Crater lake has new superintendent: Craig Ackerman will move from the Oregon Caves National Monument

 

Herald and News
Klamath Falls, Oregon
March 5, 2008

By LEE JUILLERAT

H&N Regional Editor

 

 

Crater Lake National Park’s new superintendent, Craig Ackerman

Crater Lake National Park’s newly named superintendent plans to live, breathe and work in his soon-to-be snowy environment.

 

Craig Ackerman, who will move from Oregon Caves National Monument, where he’s been the superintendent the past 17 years, to Crater Lake in early May. He plans to live at the park.

 

“It will be important to understand what the people working and living there are going through,” says Ackerman, whose appointment was announced Tuesday by regional director Jonathan Jarvis.
Ackerman, 52, will replace Chuck Lundy, who retired in December. Ackerman and his wife, Cynthia, have two grown children.

Familiar with park
While working at Oregon Caves, Ackerman has been familiar with many of the personnel and issues at Crater Lake.
“The thing I’m most excited about is completing the development projects at the rim,” he said, referring to the plans to develop Crater Lake’s first-ever visitor center. “That’s a critical piece.”

 

He plans to educate himself about the park’s ongoing natural resource concerns, such as lake water quality issues.
“I certainly have spent time at Crater Lake and, because of the close relationship between the two parks, I am familiar with some of the staff and the issues. And I have an understanding of the role Crater Lake plays in travel and tourism in Southern Oregon and in the state. It is absolutely a marriage of the best worlds for me,” he said of the pending transfer. “Crater Lake is not a jewel of the national park system, but a crown jewel internationally.”
Jarvis, himself a former Crater Lake ranger, said he selected Ackerman because, “ I am impressed with Craig’s instincts in working with all interested parties. He is a seasoned manager who can build and motivate a team and has a proven track record of developing and fostering complex partnerships.”
Ackerman is a graduate of West Virginia University with a degree in recreation resources management.

 

Pacific West Region: New Superintendent At Crater Lake

Craig Ackerman is the newly appointed superintendent of Crater Lake National Park. Ackerman replaces Chuck Lundy who retired at the end of last year.
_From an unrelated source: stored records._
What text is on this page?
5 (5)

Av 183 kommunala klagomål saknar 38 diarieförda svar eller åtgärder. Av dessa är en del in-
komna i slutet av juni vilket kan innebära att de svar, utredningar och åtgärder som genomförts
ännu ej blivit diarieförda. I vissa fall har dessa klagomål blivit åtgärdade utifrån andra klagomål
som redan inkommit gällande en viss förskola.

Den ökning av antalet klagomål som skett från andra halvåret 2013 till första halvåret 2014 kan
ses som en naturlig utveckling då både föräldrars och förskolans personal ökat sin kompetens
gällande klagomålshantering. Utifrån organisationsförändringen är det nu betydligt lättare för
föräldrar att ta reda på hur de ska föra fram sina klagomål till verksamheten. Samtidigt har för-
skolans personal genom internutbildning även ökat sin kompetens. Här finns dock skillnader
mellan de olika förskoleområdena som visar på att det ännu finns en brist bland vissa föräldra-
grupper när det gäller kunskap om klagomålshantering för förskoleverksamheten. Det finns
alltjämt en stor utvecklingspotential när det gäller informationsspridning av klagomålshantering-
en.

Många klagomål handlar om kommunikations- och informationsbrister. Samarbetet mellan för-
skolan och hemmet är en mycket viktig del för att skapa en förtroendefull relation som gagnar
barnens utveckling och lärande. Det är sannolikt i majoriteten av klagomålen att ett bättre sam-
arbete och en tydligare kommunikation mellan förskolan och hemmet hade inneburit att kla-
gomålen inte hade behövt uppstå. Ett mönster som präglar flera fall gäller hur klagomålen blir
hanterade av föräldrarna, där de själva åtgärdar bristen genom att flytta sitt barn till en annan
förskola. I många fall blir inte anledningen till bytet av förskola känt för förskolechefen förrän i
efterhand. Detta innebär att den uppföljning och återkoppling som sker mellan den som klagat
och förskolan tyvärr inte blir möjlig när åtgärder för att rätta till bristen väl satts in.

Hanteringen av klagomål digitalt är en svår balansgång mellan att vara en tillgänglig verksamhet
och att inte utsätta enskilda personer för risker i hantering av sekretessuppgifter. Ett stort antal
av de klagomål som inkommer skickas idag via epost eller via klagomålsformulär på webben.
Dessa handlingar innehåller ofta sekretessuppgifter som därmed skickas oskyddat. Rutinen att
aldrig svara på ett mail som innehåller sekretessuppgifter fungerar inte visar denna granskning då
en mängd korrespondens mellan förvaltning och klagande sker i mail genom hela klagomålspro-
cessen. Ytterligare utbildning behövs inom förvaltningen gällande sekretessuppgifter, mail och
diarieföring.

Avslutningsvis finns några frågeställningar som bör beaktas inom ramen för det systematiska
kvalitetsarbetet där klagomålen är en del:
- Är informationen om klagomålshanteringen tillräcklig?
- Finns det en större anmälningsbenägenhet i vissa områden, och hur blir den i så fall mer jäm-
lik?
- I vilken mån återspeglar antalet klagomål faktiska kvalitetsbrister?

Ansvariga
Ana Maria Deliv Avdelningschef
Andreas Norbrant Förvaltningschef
No stranger to Oregon, Ackerman will move to the village at Crater Lake from his post at Oregon Caves National Monument. Park partners, employees and visitors will begin to see him around Crater Lake by the end of April, said regional director Jon Jarvis.
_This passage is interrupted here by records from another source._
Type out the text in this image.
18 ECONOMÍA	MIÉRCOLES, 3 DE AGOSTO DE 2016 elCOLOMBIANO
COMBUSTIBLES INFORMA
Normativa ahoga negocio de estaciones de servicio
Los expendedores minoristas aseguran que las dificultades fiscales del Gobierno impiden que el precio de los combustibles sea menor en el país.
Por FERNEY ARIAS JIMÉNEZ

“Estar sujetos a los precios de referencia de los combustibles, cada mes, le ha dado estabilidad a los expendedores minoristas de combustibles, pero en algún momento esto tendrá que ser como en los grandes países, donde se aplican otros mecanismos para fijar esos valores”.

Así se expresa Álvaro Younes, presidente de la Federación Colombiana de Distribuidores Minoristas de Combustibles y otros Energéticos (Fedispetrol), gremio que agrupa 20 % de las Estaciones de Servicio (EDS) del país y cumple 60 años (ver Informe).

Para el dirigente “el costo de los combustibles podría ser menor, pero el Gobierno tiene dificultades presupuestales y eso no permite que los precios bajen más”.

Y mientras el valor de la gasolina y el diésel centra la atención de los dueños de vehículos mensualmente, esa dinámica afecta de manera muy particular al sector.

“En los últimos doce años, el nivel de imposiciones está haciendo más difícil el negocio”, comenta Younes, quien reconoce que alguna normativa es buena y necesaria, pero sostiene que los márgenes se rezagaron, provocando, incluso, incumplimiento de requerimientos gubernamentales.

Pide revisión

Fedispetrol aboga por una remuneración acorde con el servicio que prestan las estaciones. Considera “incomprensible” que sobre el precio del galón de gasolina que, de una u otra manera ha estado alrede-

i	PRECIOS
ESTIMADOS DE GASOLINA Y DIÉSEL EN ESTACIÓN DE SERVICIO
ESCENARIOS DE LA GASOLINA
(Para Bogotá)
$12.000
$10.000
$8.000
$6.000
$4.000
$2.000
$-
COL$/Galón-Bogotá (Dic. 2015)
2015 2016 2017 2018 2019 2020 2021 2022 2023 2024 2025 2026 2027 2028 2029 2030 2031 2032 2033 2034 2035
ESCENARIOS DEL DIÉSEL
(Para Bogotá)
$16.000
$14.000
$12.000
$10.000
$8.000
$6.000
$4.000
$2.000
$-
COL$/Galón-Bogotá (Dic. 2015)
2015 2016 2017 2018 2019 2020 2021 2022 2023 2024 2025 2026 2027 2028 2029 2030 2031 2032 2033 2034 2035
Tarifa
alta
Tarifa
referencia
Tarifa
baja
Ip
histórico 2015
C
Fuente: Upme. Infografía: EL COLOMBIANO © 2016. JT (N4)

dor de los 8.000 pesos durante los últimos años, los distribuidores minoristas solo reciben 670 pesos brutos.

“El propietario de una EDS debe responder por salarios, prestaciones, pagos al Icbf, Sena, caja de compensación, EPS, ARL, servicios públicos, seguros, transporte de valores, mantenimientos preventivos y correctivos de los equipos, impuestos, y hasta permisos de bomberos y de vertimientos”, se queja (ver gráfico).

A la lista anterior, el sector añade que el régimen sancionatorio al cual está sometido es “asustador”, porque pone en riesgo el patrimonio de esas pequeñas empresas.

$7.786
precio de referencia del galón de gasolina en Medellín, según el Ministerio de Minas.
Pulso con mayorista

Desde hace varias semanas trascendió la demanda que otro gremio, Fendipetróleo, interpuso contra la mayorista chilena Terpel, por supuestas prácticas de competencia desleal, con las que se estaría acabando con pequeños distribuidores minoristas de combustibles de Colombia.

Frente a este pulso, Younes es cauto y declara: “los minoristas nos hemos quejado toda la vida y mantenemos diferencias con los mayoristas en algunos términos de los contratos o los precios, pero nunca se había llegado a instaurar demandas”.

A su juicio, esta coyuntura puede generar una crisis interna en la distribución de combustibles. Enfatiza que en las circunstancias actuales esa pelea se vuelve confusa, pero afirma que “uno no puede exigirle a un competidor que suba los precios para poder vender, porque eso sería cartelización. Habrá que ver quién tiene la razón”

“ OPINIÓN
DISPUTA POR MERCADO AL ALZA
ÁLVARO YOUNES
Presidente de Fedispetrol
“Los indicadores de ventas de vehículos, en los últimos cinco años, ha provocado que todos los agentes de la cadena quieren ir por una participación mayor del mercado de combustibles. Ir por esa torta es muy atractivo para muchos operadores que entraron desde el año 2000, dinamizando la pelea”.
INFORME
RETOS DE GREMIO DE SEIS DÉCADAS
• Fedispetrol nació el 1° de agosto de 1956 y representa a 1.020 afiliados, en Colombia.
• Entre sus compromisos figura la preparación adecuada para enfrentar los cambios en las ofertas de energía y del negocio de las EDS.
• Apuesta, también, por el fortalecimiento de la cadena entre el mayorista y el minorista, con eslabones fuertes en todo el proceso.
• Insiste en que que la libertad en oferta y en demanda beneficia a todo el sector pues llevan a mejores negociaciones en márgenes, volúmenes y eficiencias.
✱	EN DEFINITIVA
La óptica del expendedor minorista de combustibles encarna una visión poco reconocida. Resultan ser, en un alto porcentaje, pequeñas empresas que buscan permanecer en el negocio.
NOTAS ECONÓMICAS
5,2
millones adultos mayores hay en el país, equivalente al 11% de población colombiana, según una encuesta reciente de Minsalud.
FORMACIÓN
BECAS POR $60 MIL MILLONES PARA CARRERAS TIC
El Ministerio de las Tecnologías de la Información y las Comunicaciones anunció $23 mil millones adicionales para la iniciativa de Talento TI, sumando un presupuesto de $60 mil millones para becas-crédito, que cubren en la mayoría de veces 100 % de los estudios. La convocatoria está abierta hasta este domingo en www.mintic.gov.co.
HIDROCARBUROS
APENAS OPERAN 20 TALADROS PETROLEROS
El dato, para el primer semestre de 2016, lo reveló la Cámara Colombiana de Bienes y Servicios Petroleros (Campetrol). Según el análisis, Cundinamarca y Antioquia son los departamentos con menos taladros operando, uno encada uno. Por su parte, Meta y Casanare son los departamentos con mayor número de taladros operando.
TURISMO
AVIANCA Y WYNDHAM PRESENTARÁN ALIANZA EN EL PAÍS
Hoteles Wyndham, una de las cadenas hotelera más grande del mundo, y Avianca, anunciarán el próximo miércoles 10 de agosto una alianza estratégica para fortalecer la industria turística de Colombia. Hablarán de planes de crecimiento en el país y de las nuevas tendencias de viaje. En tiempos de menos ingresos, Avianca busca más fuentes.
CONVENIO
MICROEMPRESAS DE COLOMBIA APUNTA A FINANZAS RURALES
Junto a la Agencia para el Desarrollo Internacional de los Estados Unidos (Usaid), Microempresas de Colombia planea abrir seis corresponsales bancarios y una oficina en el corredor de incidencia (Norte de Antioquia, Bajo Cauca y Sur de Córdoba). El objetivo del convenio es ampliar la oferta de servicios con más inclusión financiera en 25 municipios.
“I am impressed with Craig’s instincts in working with all interested parties,” said Jarvis.  “He is a seasoned manager who can build and motivate a team and has a proven track record of developing and fostering complex partnerships.”
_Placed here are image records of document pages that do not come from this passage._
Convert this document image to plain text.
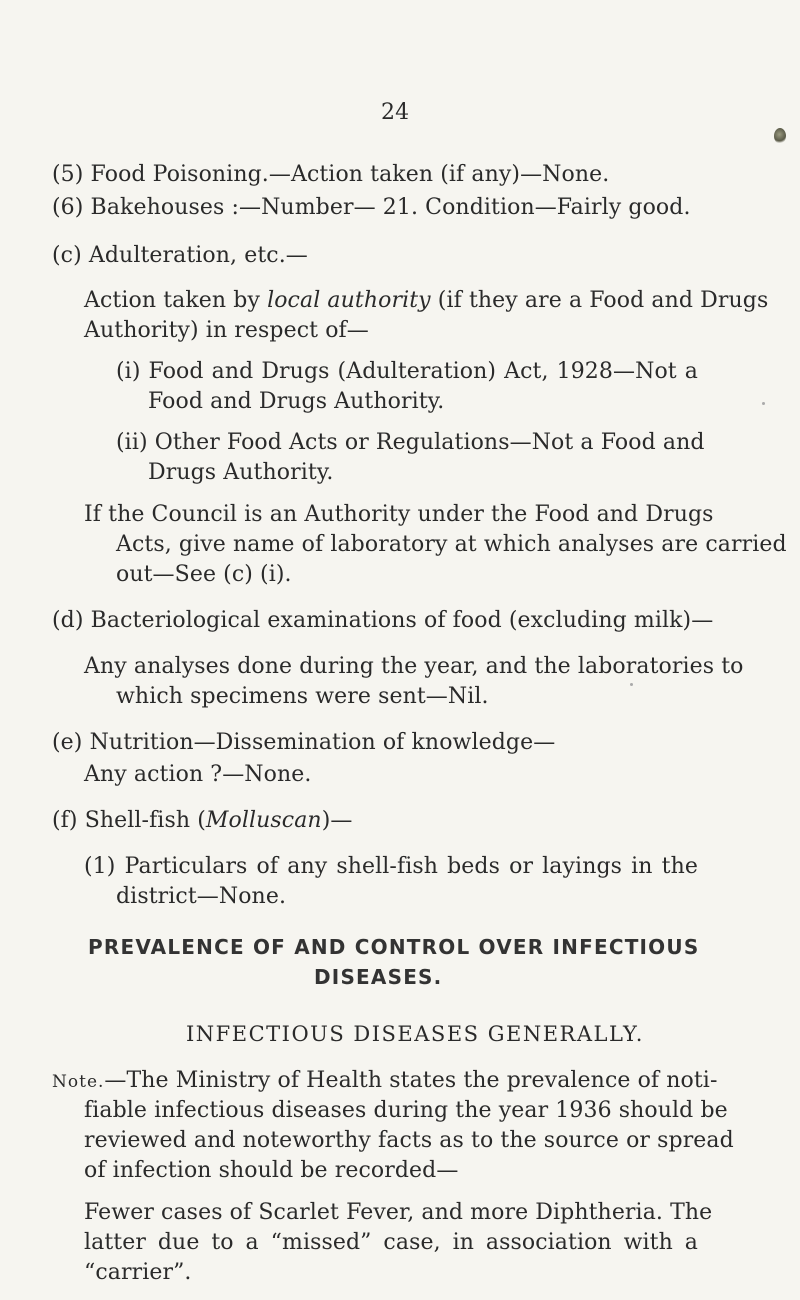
24
(5) Food Poisoning.—Action taken (if any)—None.
(6) Bakehouses :—Number— 21. Condition—Fairly good.
(c) Adulteration, etc.—
Action taken by local authority (if they are a Food and Drugs
Authority) in respect of—
(i) Food and Drugs (Adulteration) Act, 1928—Not a
Food and Drugs Authority.
(ii) Other Food Acts or Regulations—Not a Food and
Drugs Authority.
If the Council is an Authority under the Food and Drugs
Acts, give name of laboratory at which analyses are carried
out—See (c) (i).
(d) Bacteriological examinations of food (excluding milk)—
Any analyses done during the year, and the laboratories to
which specimens were sent—Nil.
(e) Nutrition—Dissemination of knowledge—
Any action ?—None.
(f) Shell-fish (Molluscan)—
(1) Particulars of any shell-fish beds or layings in the
district—None.
PREVALENCE OF AND CONTROL OVER INFECTIOUS
DISEASES.
INFECTIOUS DISEASES GENERALLY.
Note.—The Ministry of Health states the prevalence of noti-
fiable infectious diseases during the year 1936 should be
reviewed and noteworthy facts as to the source or spread
of infection should be recorded—
Fewer cases of Scarlet Fever, and more Diphtheria. The
latter due to a “missed” case, in association with a
“carrier”.
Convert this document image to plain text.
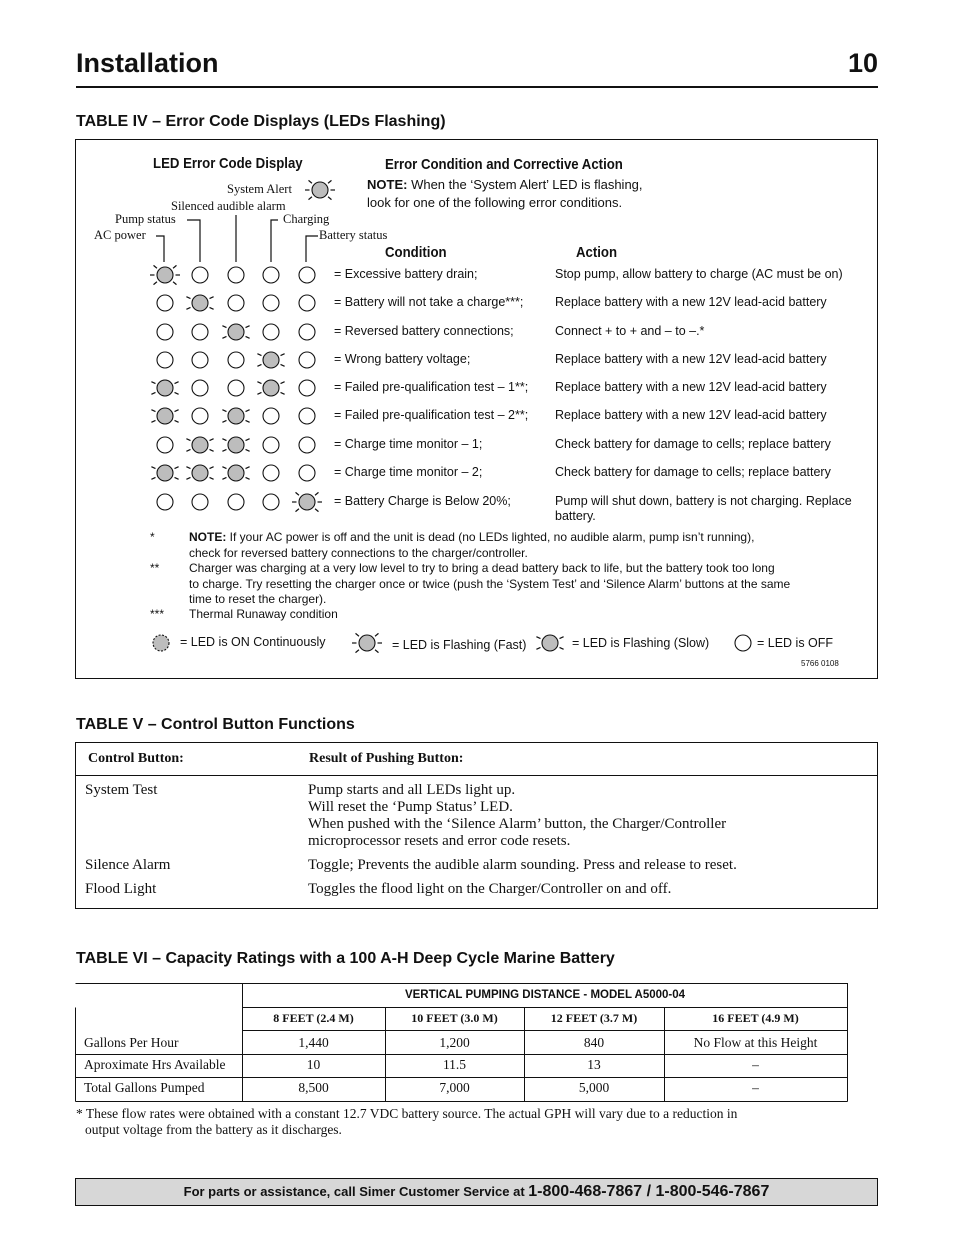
Installation	10
TABLE IV – Error Code Displays (LEDs Flashing)
LED Error Code Display	Error Condition and Corrective Action
NOTE: When the ‘System Alert’ LED is flashing,
look for one of the following error conditions.
System Alert
Silenced audible alarm
Pump status	Charging
AC power	Battery status
Condition	Action
= Excessive battery drain;	Stop pump, allow battery to charge (AC must be on)
= Battery will not take a charge***;	Replace battery with a new 12V lead-acid battery
= Reversed battery connections;	Connect + to + and – to –.*
= Wrong battery voltage;	Replace battery with a new 12V lead-acid battery
= Failed pre-qualification test – 1**; Replace battery with a new 12V lead-acid battery
= Failed pre-qualification test – 2**; Replace battery with a new 12V lead-acid battery
= Charge time monitor – 1;	Check battery for damage to cells; replace battery
= Charge time monitor – 2;	Check battery for damage to cells; replace battery
= Battery Charge is Below 20%;	Pump will shut down, battery is not charging. Replace
battery.
*	NOTE: If your AC power is off and the unit is dead (no LEDs lighted, no audible alarm, pump isn’t running),
check for reversed battery connections to the charger/controller.
** Charger was charging at a very low level to try to bring a dead battery back to life, but the battery took too long
to charge. Try resetting the charger once or twice (push the ‘System Test’ and ‘Silence Alarm’ buttons at the same
time to reset the charger).
*** Thermal Runaway condition
= LED is ON Continuously	= LED is Flashing (Fast)	= LED is Flashing (Slow)	= LED is OFF
5766 0108
TABLE V – Control Button Functions
Control Button:	Result of Pushing Button:
System Test	Pump starts and all LEDs light up.
Will reset the ‘Pump Status’ LED.
When pushed with the ‘Silence Alarm’ button, the Charger/Controller
microprocessor resets and error code resets.
Silence Alarm	Toggle; Prevents the audible alarm sounding. Press and release to reset.
Flood Light	Toggles the flood light on the Charger/Controller on and off.
TABLE VI – Capacity Ratings with a 100 A-H Deep Cycle Marine Battery
VERTICAL PUMPING DISTANCE - MODEL A5000-04
8 FEET (2.4 M)	10 FEET (3.0 M)	12 FEET (3.7 M)	16 FEET (4.9 M)
Gallons Per Hour	1,440	1,200	840	No Flow at this Height
Aproximate Hrs Available	10	11.5	13	–
Total Gallons Pumped	8,500	7,000	5,000	–
* These flow rates were obtained with a constant 12.7 VDC battery source. The actual GPH will vary due to a reduction in
output voltage from the battery as it discharges.
For parts or assistance, call Simer Customer Service at 1-800-468-7867 / 1-800-546-7867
Ackerman has nearly 30 years of national and state park management experience.  During his 17 years at Oregon Caves, as area manager and later superintendent, he has shepherded in a general management plan and facilitated the development of a unique nonprofit concession.  His experience with commercial services in parks led him to serve two details as the acting chief of concessions for Pacific West Region.

Prior to joining the National Park Service, he managed several West Virginia state parks and forests, including the state’s largest, Watoga State Park.  Ackerman also served as an NPS ranger on the Natchez Trace Parkway in Mississippi and at Shiloh National Military Park in Tennessee.

As superintendent of Oregon Caves, he has been an active member of the executive board of the Southern Oregon Visitors Association to coordinate and promote outdoor recreation and tourism and currently is president of that organization.

“Looking out over Crater Lake and the surrounding forest is an astonishing view that inspires ideas and enthusiasm” said Ackerman.  “To be able to move into a position of managing one of the crown jewels of the National Park system, yet still serve and live amongst the people of southern Oregon is the greatest privilege.  I look forward to working with the fine park staff and dedicated park partners in preserving this magnificent place.”

Ackerman has a bachelor of science degree in recreation resources management from West Virginia University.  He and his wife Cynthia have a daughter, Elyssa, who is a graduate of Oregon State University and a son, Kyle, who is currently a junior there.